Chen, Cong, Chai, Zhuang, Shen, Weijun, Li, Weizhong
Industrial & engineering chemistry process design and development 2018 v.57 no.1 pp. 371-379
aquifers, carbon dioxide, carbon sequestration, contact angle, greenhouse gas emissions, hydrogen sulfide, methane, molecular dynamics, process design, silica, surface tension, wettability
In recent years, the reduction of CO₂ emissions has become a joint effort throughout the world, and carbon capture and sequestration (CCS) is an effective approach to solving the problem of CO₂ emissions.
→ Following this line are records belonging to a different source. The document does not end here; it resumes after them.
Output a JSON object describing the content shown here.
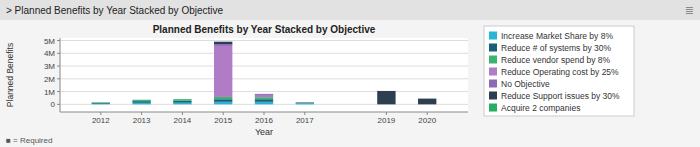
{
  "chart_data": {
    "type": "bar",
    "title": "Planned Benefits by Year Stacked by Objective",
    "subtitle": "> Planned Benefits by Year Stacked by Objective",
    "annotations": [
      "≣",
      "■ = Required"
    ],
    "x_label": "Year",
    "y_label": "Planned Benefits",
    "x": [
      2012,
      2013,
      2014,
      2015,
      2016,
      2017,
      2019,
      2020
    ],
    "xlim": [
      2011,
      2021
    ],
    "xticks": [
      2012,
      2013,
      2014,
      2015,
      2016,
      2017,
      2019,
      2020
    ],
    "ylim": [
      -600000,
      5200000
    ],
    "yticks": [
      0,
      {
        "value": 1000000,
        "label": "1M"
      },
      {
        "value": 2000000,
        "label": "2M"
      },
      {
        "value": 3000000,
        "label": "3M"
      },
      {
        "value": 4000000,
        "label": "4M"
      },
      {
        "value": 5000000,
        "label": "5M"
      }
    ],
    "stacked": true,
    "grid": true,
    "legend": "right",
    "series": [
      {
        "name": "Increase Market Share by 8%",
        "color": "#29B5D8",
        "values": [
          50000,
          120000,
          130000,
          200000,
          200000,
          80000,
          0,
          0
        ]
      },
      {
        "name": "Reduce # of systems by 30%",
        "color": "#1A5F7A",
        "values": [
          60000,
          130000,
          150000,
          200000,
          200000,
          70000,
          0,
          0
        ]
      },
      {
        "name": "Reduce vendor spend by 8%",
        "color": "#3CB371",
        "values": [
          50000,
          110000,
          130000,
          180000,
          160000,
          0,
          0,
          0
        ]
      },
      {
        "name": "Reduce Operating cost by 25%",
        "color": "#B07CC6",
        "values": [
          0,
          0,
          0,
          4000000,
          180000,
          0,
          0,
          0
        ]
      },
      {
        "name": "No Objective",
        "color": "#8B6BB1",
        "values": [
          0,
          0,
          0,
          150000,
          80000,
          0,
          0,
          0
        ]
      },
      {
        "name": "Reduce Support issues by 30%",
        "color": "#2C3E50",
        "values": [
          0,
          0,
          0,
          180000,
          0,
          0,
          1050000,
          450000
        ]
      },
      {
        "name": "Acquire 2 companies",
        "color": "#27AE60",
        "values": [
          0,
          0,
          0,
          0,
          0,
          0,
          0,
          0
        ]
      }
    ]
  }
}
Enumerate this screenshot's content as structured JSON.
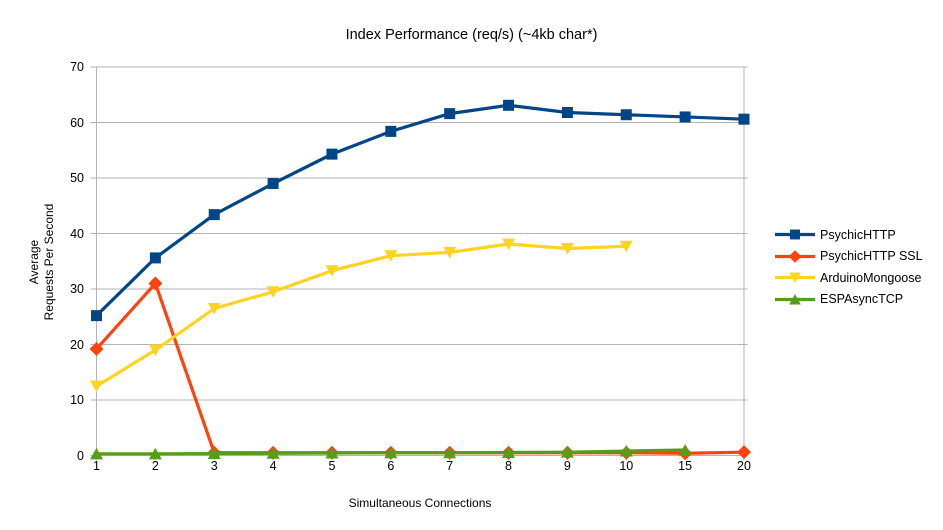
{
  "chart_data": {
    "type": "line",
    "title": "Index Performance (req/s) (~4kb char*)",
    "xlabel": "Simultaneous Connections",
    "ylabel_lines": [
      "Average",
      "Requests Per Second"
    ],
    "categories": [
      "1",
      "2",
      "3",
      "4",
      "5",
      "6",
      "7",
      "8",
      "9",
      "10",
      "15",
      "20"
    ],
    "y_ticks": [
      0,
      10,
      20,
      30,
      40,
      50,
      60,
      70
    ],
    "ylim": [
      0,
      70
    ],
    "grid": "horizontal-major",
    "legend_position": "right",
    "colors": {
      "grid": "#b3b3b3",
      "text": "#000000",
      "background": "#ffffff"
    },
    "series": [
      {
        "name": "PsychicHTTP",
        "color": "#004586",
        "marker": "square",
        "values": [
          25.2,
          35.6,
          43.4,
          49.0,
          54.3,
          58.4,
          61.6,
          63.1,
          61.8,
          61.4,
          61.0,
          60.6
        ]
      },
      {
        "name": "PsychicHTTP SSL",
        "color": "#ff420e",
        "marker": "diamond",
        "values": [
          19.2,
          31.0,
          0.5,
          0.5,
          0.5,
          0.5,
          0.5,
          0.5,
          0.5,
          0.5,
          0.4,
          0.6
        ]
      },
      {
        "name": "ArduinoMongoose",
        "color": "#ffd320",
        "marker": "triangle-down",
        "values": [
          12.5,
          19.0,
          26.5,
          29.5,
          33.3,
          36.0,
          36.6,
          38.1,
          37.3,
          37.7,
          null,
          null
        ]
      },
      {
        "name": "ESPAsyncTCP",
        "color": "#579d1c",
        "marker": "triangle-up",
        "values": [
          0.3,
          0.3,
          0.35,
          0.4,
          0.45,
          0.5,
          0.5,
          0.55,
          0.6,
          0.8,
          1.0,
          null
        ]
      }
    ]
  }
}
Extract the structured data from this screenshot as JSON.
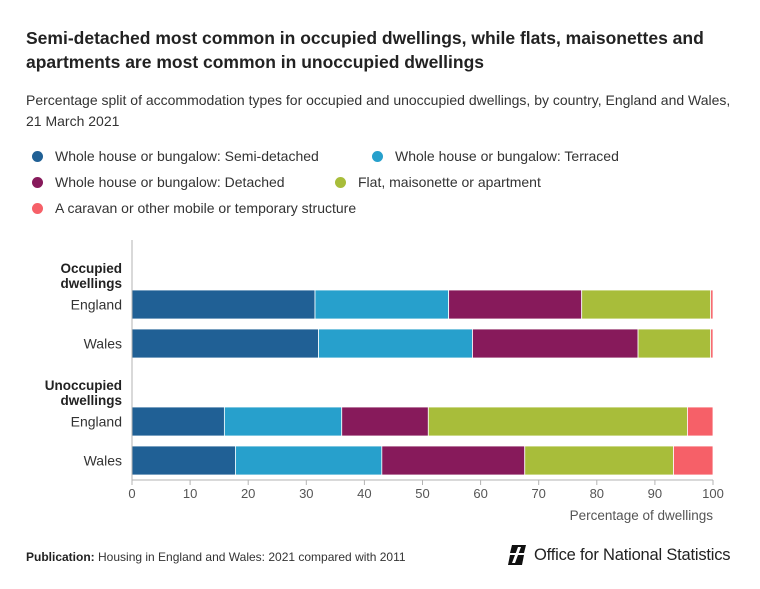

In the present study, the effects of adding CH₄, Ar, and H₂S to CO₂ on the interfacial tension (IFT) and wettability (contact angle, CA) of the CO₂/water/silica system have been investigated using molecular dynamics simulation methods at 20 MPa and 318 K when the molar concentration of impurity gas was fixed at 20%. For the conditions studied, (1) CH₄ has no significant effect; (2) Ar leads to a higher IFT, a larger CA on silica surfaces with a high hydroxyl density, and a smaller CA on silica surfaces with a low hydroxyl density; and (3) H₂S causes a decrease of the IFT and an increase of the CA. Capillary pressure and gas storage capacity were predicted using IFT and CA data, and the variation of IFT and CA were explained based on density profiles normal to the gas/water and gas/silica interfaces. These findings might be helpful for better understanding the effects of impurities on CCS.